Tebow, who barely played after being acquired from Denver in a trade last year, is expected to be released soon. The Jets advertised Tebow as a do-everything addition to their offense, but he rarely was asked to do anything by coach Rex Ryan and offensive coordinator Tony Sparano, who since has been fired by Ryan.
Ryan praised the players released, particularly Scott, Pace and Eric Smith, who at various times were integral parts of a strong defense that slumped the last two years.
“Every one of these players was a major contributor to our football team,” Ryan said. “I was very impressed with Jason this past season, while Bart, Calvin and Eric have been an instrumental part of our defense for the past four years. “
Scott, one of Ryan’s favorite players and one of the league’s top trash talkers, has been slowed by injuries and had surgery in the offseason to repair torn ligaments in his right big toe. The 32-year-old linebacker had just 60 tackles last year and saw his streak of 119 consecutive games end because of the toe injury.
Scott was due to make $6.9 million next season, and saves the Jets $7.1 million on the cap with his release. There’s a chance Scott could come back at a lesser salary, but Demario Davis, the team’s third-round draft pick out of Arkansas State last year, is expected to slide into Scott’s inside linebacker role opposite David Harris.
Scott spent his first seven NFL seasons in Baltimore along with Ryan, and followed the coach to New York when Ryan was hired in 2009. Scott signed a six-year, $48 million contract, and was a playmaker in his first two seasons with New York, helping the Jets reach consecutive AFC championship games.
But he slowed on the field the last few seasons, and had issues off the field. When the team was cleaning out its lockers following the regular-season finale in 2011, Scott made an obscene gesture in front of a cameraman and was fined $10,000 by the team.
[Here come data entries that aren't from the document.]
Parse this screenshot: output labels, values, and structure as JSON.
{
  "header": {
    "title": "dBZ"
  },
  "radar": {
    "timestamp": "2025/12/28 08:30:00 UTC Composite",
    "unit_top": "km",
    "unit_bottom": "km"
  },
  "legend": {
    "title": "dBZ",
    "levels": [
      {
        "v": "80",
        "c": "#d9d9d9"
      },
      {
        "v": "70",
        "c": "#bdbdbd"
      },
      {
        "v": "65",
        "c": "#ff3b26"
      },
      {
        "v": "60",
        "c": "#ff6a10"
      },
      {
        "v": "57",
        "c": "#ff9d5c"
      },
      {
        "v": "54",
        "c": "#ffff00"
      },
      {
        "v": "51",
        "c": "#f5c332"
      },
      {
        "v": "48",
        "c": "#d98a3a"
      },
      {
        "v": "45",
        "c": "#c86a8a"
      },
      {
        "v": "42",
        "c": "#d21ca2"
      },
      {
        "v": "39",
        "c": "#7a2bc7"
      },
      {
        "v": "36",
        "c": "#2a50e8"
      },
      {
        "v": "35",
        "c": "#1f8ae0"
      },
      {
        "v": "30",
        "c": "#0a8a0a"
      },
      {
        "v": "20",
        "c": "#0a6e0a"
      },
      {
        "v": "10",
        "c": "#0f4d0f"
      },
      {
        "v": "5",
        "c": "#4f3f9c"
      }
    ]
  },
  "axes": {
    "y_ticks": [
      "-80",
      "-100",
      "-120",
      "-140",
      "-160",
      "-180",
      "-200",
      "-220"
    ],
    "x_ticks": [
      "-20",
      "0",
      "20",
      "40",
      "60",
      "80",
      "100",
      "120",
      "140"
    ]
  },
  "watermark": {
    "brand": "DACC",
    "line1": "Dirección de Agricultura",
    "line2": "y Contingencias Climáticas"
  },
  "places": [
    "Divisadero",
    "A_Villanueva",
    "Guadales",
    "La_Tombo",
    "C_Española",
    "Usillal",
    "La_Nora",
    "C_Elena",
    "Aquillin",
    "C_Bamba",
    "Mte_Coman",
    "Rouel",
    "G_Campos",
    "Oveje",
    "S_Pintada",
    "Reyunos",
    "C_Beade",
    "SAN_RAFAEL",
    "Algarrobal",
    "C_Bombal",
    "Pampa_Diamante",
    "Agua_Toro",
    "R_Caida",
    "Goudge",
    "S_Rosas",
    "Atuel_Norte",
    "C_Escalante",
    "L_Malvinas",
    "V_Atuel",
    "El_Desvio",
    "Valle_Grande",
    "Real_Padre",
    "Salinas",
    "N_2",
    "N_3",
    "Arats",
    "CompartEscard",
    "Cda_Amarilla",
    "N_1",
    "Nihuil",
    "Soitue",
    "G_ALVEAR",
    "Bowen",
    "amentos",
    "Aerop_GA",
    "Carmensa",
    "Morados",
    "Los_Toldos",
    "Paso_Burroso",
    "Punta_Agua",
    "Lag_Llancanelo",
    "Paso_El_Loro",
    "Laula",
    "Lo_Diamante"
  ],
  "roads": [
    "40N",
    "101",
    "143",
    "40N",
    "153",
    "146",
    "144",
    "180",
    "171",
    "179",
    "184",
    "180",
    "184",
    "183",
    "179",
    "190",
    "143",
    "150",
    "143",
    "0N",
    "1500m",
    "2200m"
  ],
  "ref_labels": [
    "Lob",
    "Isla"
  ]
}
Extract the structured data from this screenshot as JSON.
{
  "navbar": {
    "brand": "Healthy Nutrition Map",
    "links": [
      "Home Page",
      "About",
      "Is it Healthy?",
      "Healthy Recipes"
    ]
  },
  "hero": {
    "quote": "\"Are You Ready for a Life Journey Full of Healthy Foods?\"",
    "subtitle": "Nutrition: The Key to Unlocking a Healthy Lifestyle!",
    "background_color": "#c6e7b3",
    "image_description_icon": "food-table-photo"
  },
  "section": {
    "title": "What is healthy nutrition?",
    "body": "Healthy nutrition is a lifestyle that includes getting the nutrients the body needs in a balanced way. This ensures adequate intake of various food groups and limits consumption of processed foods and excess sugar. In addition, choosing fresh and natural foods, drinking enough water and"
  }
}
He also criticized fans for being harsh on the team by telling the Daily News that they were probably “picked last in dodgeball all through high school.” He also told Newsday that they probably couldn’t make it through “a high school practice.”
Pace, a 2003 first-round pick by Arizona, spent his first five seasons with the Cardinals before signing a six-year deal with the Jets in 2008. He had seven sacks in his first season in New York, and eight the following year, but never became the dominant pass rusher the Jets envisioned.
He struggled with various injuries and his role changed at times, limiting him to 13 sacks — including just three last season — in the last three years. The 32-year-old Pace has 42 career sacks, and played mostly at outside linebacker for the Jets.
Bryan Thomas, the team’s other starting outside linebacker, is also a free agent and might not be re-signed.
Jason Smith was acquired from St. Louis shortly before the season opener when the Rams and Jets swapped struggling right tackles. New York sent Wayne Hunter to the Rams.
Smith, the No. 2 overall pick in 2009, was a backup all season to Austin Howard. He came in as an extra blocker or as a jumbo tight end, and his release — because of a roster bonus of $11.25 million due to him — was expected. He saves the Jets $12 million in salary cap space.
Smith’s career was plagued by concussion problems and ineffectiveness with the Rams. He was limited to only 29 games in his three seasons in St. Louis, but played in all 16 games in New York.
Eric Smith has been with the Jets since 2006, when they drafted him in the third round. He was an occasional starter at safety, including 14 games in 2011, and also was a special teams standout.
Releasing the hard-hitting Smith saves $3.5 million.
Baker played for the Jets in 2011, making three receptions. He went on injured reserve after injuring his right knee last August and did not play in 2012.
The Jets have 12 players scheduled to become unrestricted free agents next month, including safeties LaRon Landry and Yeremiah Bell, running back Shonn Greene, tight end Dustin Keller, wide receiver Braylon Edwards, defensive lineman Mike DeVito and offensive linemen Brandon Moore and Matt Slauson.